Lent 4A Gospel
John 9:1-41
Tim Hahn
The gospel lesson for this week is one of movement. From the very first scene, “as he walked along…,” to the very last, when the formerly-blind man has been “driven out” and Jesus comes to him, the text is filled with motion. The physical motion of the text is reflected in the dialogue of the characters. For as the formerly-blind man and the Pharisees/Jews talk, the text traces trajectories of movement in their responses to the man, Jesus, and what he had done in, to, and for the formerly-blind man.
It is worth noting, here, that the blind man’s healing is not a condition of his “belief” but of his obedience. Even after he receives his sight, his identification of Jesus is crowned by the words “He is a prophet.” If we were willing to do great violence to the text, perhaps Wesleyans might here find biblical warrant for “secondness” as the formerly-blind man only comes to a full confession of Jesus’s identity after a second encounter! More seriously, though, as Raymond Brown points out,[1] the successive interrogations of the formerly-blind man by the Pharisees/Jews in our text seem explicitly structured to narrate a growing awareness of who Jesus is on the part of the formerly-blind man. And a growing lack of awareness of who Jesus is on the part of the Pharisees/Jews.[2]

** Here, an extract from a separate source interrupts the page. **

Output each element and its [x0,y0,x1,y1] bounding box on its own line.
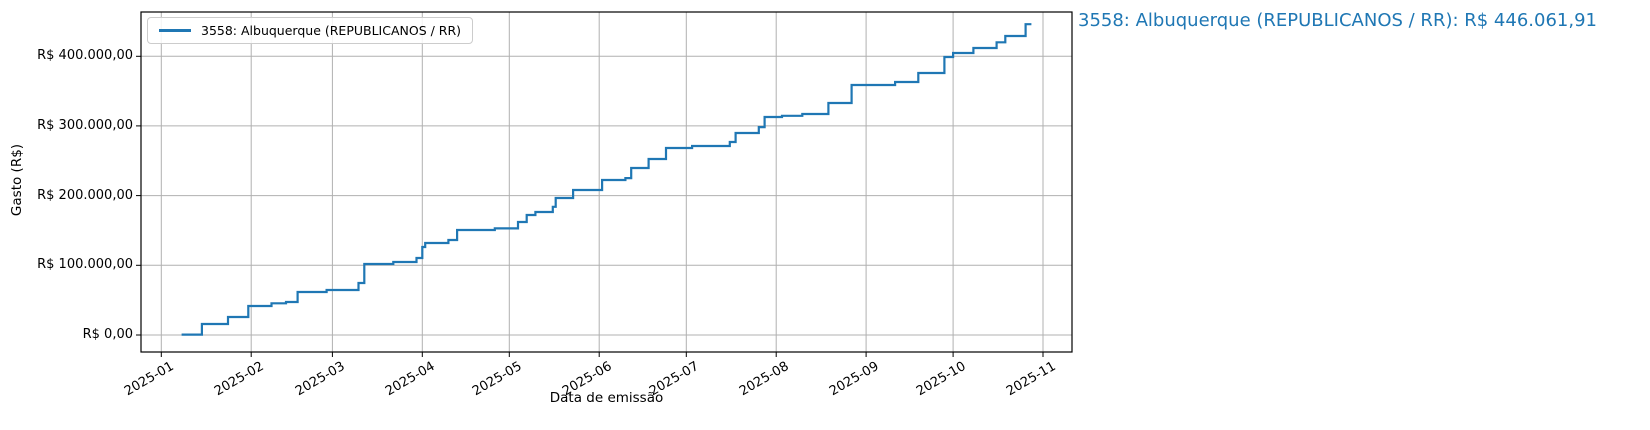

Commentators note that much of the story-telling in John’s Gospel operates on two levels: the level of the events of Jesus’s life, and the level of the life of a “Johannine community”—for whom the Gospel was most likely written.[3] This provides the preacher with a ready-made avenue between the words of the text and the life of the worshipping community. This double-level story-telling is on exceptional display in chapter 9, with story and theology intertwined more masterfully than almost anywhere else in the Gospel.
The story of the formerly-blind man here in chapter 9 is especially linked with a portion of Jesus’s Final Discourse in chapters 15-16. There, Jesus promises his disciples that the world will hate them because the world knows not Jesus nor the Father. In fact, Jesus promises, there will be a time when the disciples will be “put out of the synagogues” and even “when those who kill you will think that by doing so they are offering worship to God.” (16:2) The stark distinction of chapter 16, between the world and Jesus’s disciples, is anticipated here in chapter 9 between the blind man and the Jews/Pharisees. Each of those portions of John’s narrative are paralleled by the “second level” of the experience of the Johannine community—a community experiencing expulsion from the synagogues and who likely were already aware of the deadly potential of their refusal to confess Caesar as Lord.
Our passage closes with a chilling pronouncement of judgement. The stark line of distinction that has run throughout the passage (and will continue to run throughout the Gospel) is centered upon the Incarnate Christ. The line that runs between the formerly-blind man and the religious authorities, between the disciples and the world, between the Johannine community and the empire is the line that runs between salvation and sin.[4] The transgression of this line, in one direction or another, is not a matter of right or wrong action, or of intellectual assent or dissent. It is a matter of the response of faith in the man Jesus.[5]
This week, as pastors prepare to preach this text to their congregations, I wonder if we are as aware of this line between the followers of Jesus and the “watching world” (however blind Jesus might insist they are!) Are we sensitive to the ongoing movement that the Incarnate Christ continues to trigger? Do we as a people, find ourselves to be formerly-blind—increasingly aware of who this man Jesus is? Or are we more like the Pharisees/Jews, whose insistence upon their understandings of the Law[6] and their religious credentials[7] blinds them to the identity of the Incarnate Christ?
[1] Raymond E. Brown, The Gospel According to John: I-XII (and) XIII-XXI, Anchor Bible, vol 29, pt. 1 (and) 2, (Garden City, NY: Doubleday and Company, Inc., 1966). Brown’s two-volume commentary on the Gospel of John, though a bit dated, remains one of the best available.
[2] Perhaps, then, it can be drafted into service for the proponents of a “progressive sanctification.” This, of course, is all tongue-in-cheek.
[3] Some point to the interchangeability of “Pharisees” and “Jews” as evidence of this story being “applied” to the experience of this Johanine community.
[4] Though I would suggest that it is less like a line than it is like an asymptote in a vector field.
[5] That the response of faith in Jesus leads—inexorably—toward right action, or that such a response has significant—monumental—intellectual consequences, I do not dispute. But this response to Jesus is not constituted by those actions or agreements.
[6] It was a breaking of the Sabbath for Jesus to “make mud” (v6) as that was considered “kneading.”